Before the test is started, information will be gathered on the wishes and requirements behind the technology and the food product by interviewing focus groups of patients and their environment. In the past months, research has been done into the possible barriers and opportunities for consumer acceptance. The technology has been adjusted after research was performed within a military setting. This has resulted in the development of a food item: a case made of dough inserted with a filling. Suzan explains: “Participants in the test can chose between sweet or savoury, for instance. The composition of the 3D-printed snack is determined based on individual targets recommended by the nutritional experts at the Gelderse Vallei hospital.” The test participants will have a 3D-printed product on several consecutive days.

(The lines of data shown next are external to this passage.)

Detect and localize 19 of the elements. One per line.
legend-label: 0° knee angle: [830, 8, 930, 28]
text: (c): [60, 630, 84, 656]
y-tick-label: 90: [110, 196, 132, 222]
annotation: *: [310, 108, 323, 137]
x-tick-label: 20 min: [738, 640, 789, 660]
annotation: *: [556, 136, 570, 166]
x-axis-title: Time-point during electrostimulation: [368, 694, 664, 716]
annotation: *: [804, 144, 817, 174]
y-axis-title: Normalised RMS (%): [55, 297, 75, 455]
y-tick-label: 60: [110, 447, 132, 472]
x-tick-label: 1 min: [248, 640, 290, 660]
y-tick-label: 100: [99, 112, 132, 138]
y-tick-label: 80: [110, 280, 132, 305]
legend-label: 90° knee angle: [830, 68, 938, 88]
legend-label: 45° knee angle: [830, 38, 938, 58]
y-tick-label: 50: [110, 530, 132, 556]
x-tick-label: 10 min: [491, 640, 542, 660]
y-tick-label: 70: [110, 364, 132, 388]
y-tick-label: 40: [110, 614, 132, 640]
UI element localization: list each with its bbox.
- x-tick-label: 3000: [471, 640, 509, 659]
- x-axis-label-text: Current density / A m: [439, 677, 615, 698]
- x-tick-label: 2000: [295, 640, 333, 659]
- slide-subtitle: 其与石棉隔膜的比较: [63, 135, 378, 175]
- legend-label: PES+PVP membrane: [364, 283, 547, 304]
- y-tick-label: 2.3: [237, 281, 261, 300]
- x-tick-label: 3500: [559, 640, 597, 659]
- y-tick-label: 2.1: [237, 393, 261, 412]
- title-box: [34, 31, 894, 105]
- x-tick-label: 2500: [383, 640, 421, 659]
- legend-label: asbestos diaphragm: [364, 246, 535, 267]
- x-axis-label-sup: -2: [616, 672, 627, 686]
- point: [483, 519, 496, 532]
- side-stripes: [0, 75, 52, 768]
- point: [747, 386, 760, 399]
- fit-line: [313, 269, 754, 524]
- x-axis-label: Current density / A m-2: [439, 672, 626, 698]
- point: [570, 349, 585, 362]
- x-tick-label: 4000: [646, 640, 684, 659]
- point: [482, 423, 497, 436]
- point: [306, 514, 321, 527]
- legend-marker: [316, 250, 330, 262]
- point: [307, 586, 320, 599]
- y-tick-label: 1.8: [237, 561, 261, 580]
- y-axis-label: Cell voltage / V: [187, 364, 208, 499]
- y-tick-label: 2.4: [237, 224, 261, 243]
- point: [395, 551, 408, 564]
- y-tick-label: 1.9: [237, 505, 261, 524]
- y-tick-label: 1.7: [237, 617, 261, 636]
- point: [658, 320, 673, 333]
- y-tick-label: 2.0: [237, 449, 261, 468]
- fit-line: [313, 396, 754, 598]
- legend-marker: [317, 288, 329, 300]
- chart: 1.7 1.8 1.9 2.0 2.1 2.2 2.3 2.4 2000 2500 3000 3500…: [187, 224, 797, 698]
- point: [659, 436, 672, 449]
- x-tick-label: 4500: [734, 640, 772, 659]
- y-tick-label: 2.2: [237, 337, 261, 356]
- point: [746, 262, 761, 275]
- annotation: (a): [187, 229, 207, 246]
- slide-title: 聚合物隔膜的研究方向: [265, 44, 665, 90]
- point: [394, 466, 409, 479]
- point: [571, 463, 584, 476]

Post-ICU nutritional needs

A patient will have to be in the hospital for a prolonged time and be conscious in order to be able to test the food product. Preferably, the patient should have been admitted fairly recently. Arthur explains: “After admission to the ICU, we often see distorted memory in patients. Some do not want to be reminded of time there. That is why it is important to interview people about their food preferences immediately after they have left the ICU.” IMAGINE can easily step into any of the research projects Arthur has at the moment. Max Melchers, ICU assistant physician at the Gelderse Vallei hospital and PhD student at WUR will coordinate the project under the supervision of Arthur and researcher Imre Kouw. 


The consortium will be active until the end of the project in October 2024. The aim is to develop a prototype that can immediately be deployed in the fieldlabs of the Dutch Ministry of Defense and at Gelderse Vallei. Other partners in the project are: GEA Group, SoliPharma B.V., Tate & Lyle, Nissin, General Mills and the Dutch Ministry of Defense. The public-private partnership project IMAGINE is co-funded by the Dutch Ministry of Economic Affairs, through Top Sector Life Sciences & Health grant no 21074 (WFBR) and 100340397 (TNO) and Top Sector High Tech Systems and Materials grant no 100340397 (TNO).